Timo Lumme, head of TV and marketing for the International Olympic Committee, said non-traditional media had already matched the 20,000 hours from traditional broadcasters so far these Games, contributing to a total audience he expects to reach 3.5 billion -- or half the world's population.

We've had a continuing digital explosion, Lumme told a news conference. We now have the same amount of hours covered globally on digital media -- internet, mobile -- as we have on the old media broadcasting, and a quarter of that is mobile.

People are accessing this in different ways during different times. It does mean more is being consumed.

Lumme said organizers were pleased with national broadcasters that include Canada's CTV and U.S. network NBC.

NBC, which paid a record $2.2 billion for U.S. broadcast rights to the Beijing and Vancouver Olympics, has said it will lose money on the winter Games. But Lumme declined to speculate if that meant bids would come in lower next time.

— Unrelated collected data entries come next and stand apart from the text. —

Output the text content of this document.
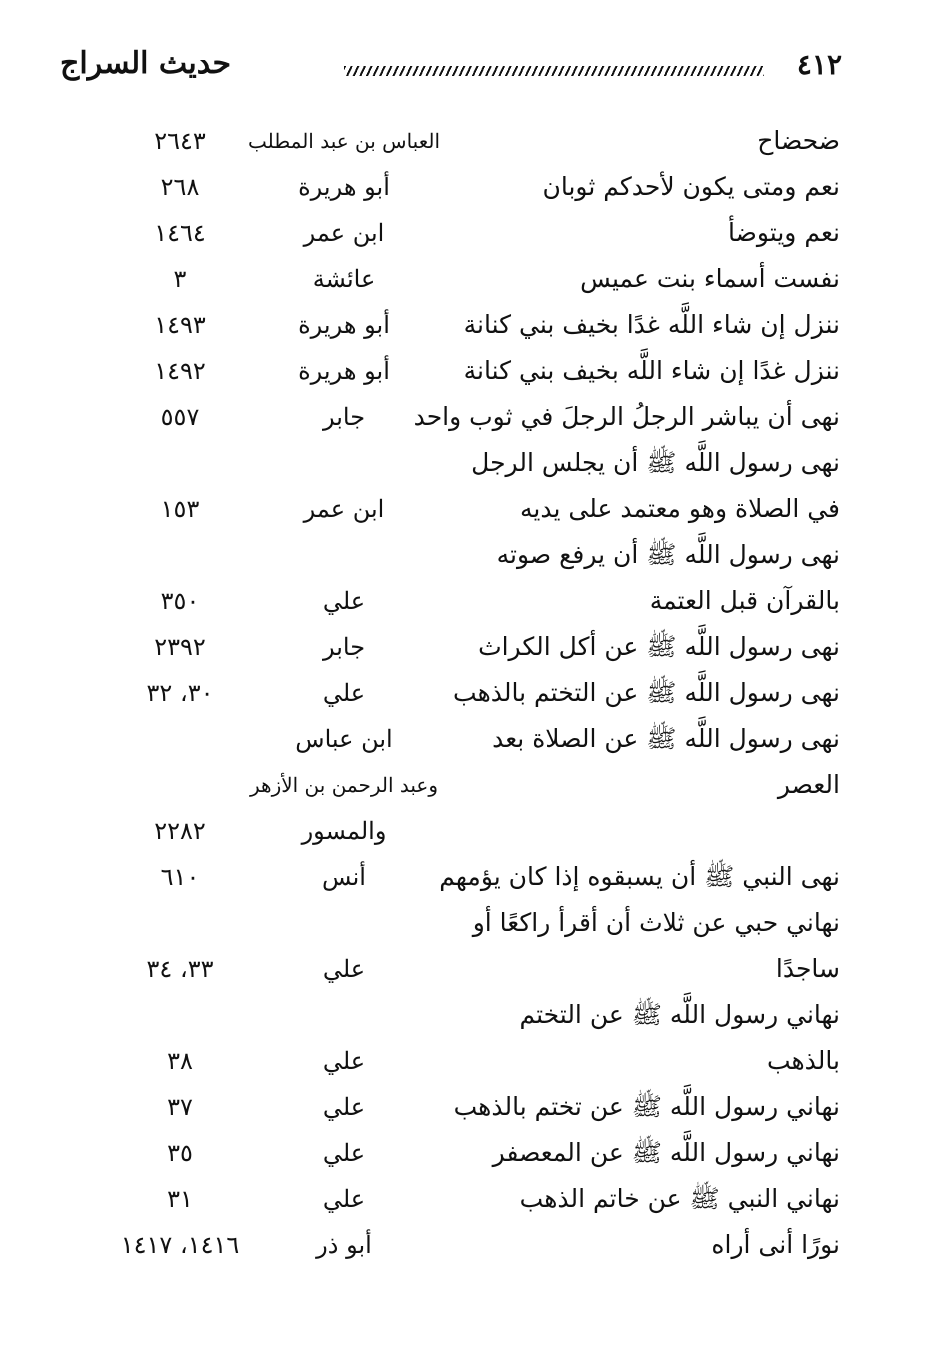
٤١٢
حديث السراج
ضحضاح
العباس بن عبد المطلب
٢٦٤٣
نعم ومتى يكون لأحدكم ثوبان
أبو هريرة
٢٦٨
نعم ويتوضأ
ابن عمر
١٤٦٤
نفست أسماء بنت عميس
عائشة
٣
ننزل إن شاء اللَّه غدًا بخيف بني كنانة
أبو هريرة
١٤٩٣
ننزل غدًا إن شاء اللَّه بخيف بني كنانة
أبو هريرة
١٤٩٢
نهى أن يباشر الرجلُ الرجلَ في ثوب واحد
جابر
٥٥٧
نهى رسول اللَّه ﷺ أن يجلس الرجل
في الصلاة وهو معتمد على يديه
ابن عمر
١٥٣
نهى رسول اللَّه ﷺ أن يرفع صوته
بالقرآن قبل العتمة
علي
٣٥٠
نهى رسول اللَّه ﷺ عن أكل الكراث
جابر
٢٣٩٢
نهى رسول اللَّه ﷺ عن التختم بالذهب
علي
٣٠، ٣٢
نهى رسول اللَّه ﷺ عن الصلاة بعد
ابن عباس
العصر
وعبد الرحمن بن الأزهر
والمسور
٢٢٨٢
نهى النبي ﷺ أن يسبقوه إذا كان يؤمهم
أنس
٦١٠
نهاني حبي عن ثلاث أن أقرأ راكعًا أو
ساجدًا
علي
٣٣، ٣٤
نهاني رسول اللَّه ﷺ عن التختم
بالذهب
علي
٣٨
نهاني رسول اللَّه ﷺ عن تختم بالذهب
علي
٣٧
نهاني رسول اللَّه ﷺ عن المعصفر
علي
٣٥
نهاني النبي ﷺ عن خاتم الذهب
علي
٣١
نورًا أنى أراه
أبو ذر
١٤١٦، ١٤١٧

The IOC has never forced any broadcaster to pay, it's a bidding process, he said. Whoever wishes to pay the most gets the deal. That's the way it's been and that's the way it will be in the future.

PREMIUM STATUS

He added: We are very confident that the Olympic games will retain premium status as a world event and I think it will command a premium price. What that price is will be decided by market forces that are out of our control.

NBC said on Tuesday that half of all Americans had watched at least some of its Olympic coverage.

But NBC online coverage of the Vancouver Winter Olympics drew just 33 million viewers. Alan Wurtzel, president of research at NBC Universal, said TV was still king.

Multiplatform consumption is emerging and going to become extraordinarily important. But the mothership is -- and will remain for a very long time -- television, he said.